The Kremlin said earlier on March 23 that it had deliberately decided not to reveal the name of the Russian-made vaccine which Putin chose to take.

Putin had been criticized for being slow to get vaccinated in a country where there is widespread hesitance over the vaccine.

So far, some 4.3 million people in Russia have received both doses of a two-shot vaccine, which is less than 5 percent of the country’s 146 million people, putting Russia behind many other countries in its rollout.

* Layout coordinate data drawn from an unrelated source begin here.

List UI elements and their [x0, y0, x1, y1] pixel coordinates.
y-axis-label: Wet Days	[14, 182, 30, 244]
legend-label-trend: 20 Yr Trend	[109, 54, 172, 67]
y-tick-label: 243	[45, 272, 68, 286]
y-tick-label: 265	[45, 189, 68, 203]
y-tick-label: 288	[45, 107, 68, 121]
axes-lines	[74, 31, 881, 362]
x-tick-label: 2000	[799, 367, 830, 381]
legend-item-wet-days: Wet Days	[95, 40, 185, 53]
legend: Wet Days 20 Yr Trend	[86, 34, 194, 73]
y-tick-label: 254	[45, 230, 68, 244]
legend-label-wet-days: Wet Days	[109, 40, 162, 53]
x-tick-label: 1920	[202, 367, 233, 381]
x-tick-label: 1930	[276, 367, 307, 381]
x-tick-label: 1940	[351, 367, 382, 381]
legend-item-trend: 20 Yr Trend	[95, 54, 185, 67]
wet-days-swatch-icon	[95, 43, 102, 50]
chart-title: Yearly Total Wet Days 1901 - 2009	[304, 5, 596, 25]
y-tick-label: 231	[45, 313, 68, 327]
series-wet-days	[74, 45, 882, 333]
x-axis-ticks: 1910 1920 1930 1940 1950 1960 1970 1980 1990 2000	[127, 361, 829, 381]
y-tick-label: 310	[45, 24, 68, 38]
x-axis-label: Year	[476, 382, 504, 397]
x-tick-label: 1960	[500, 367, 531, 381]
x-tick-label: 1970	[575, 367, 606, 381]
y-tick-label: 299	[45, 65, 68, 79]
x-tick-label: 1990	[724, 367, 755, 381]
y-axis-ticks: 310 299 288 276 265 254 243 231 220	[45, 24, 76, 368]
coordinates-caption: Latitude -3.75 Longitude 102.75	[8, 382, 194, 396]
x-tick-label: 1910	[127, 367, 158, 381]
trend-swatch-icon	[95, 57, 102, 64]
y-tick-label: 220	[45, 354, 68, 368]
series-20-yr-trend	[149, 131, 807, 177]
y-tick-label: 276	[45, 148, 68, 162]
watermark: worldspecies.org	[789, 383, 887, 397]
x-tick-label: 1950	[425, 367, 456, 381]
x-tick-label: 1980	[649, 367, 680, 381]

Russia has the world’s fourth-highest number of coronavirus infections at 4.4 million, and the seventh-highest death toll from COVID-19 at 94,231.

The country has developed three COVID-19 vaccines — Sputnik V by the Gamaleya National Center of Epidemiology and Microbiology in Moscow, EpiVacCorona, produced by the Vector Institute in Novosibirsk, and CoviVac, from the Chumakov Centre in St. Petersburg.

In August, Russia approved the world’s first COVID-19 vaccine, Sputnik V, prompting scientists around the world to question its safety and efficacy because it was registered before the results of Phase 3 studies were made available.

However, peer-reviewed, late-stage trial results published in The Lancet medical journal last month showed the two-dose regimen of Sputnik V was 91.6 percent effective against symptomatic COVID-19, about the same level as the leading Western-developed vaccines.

Still, a recent survey by the Levada Center, an independent polling agency, showed that the number of Russians hesitant to get the Sputnik V shot grew in February to 62 percent from 58 percent in December.

The EpiVacCorona and CoviVac vaccines also received regulatory approval before completing late-stage trials.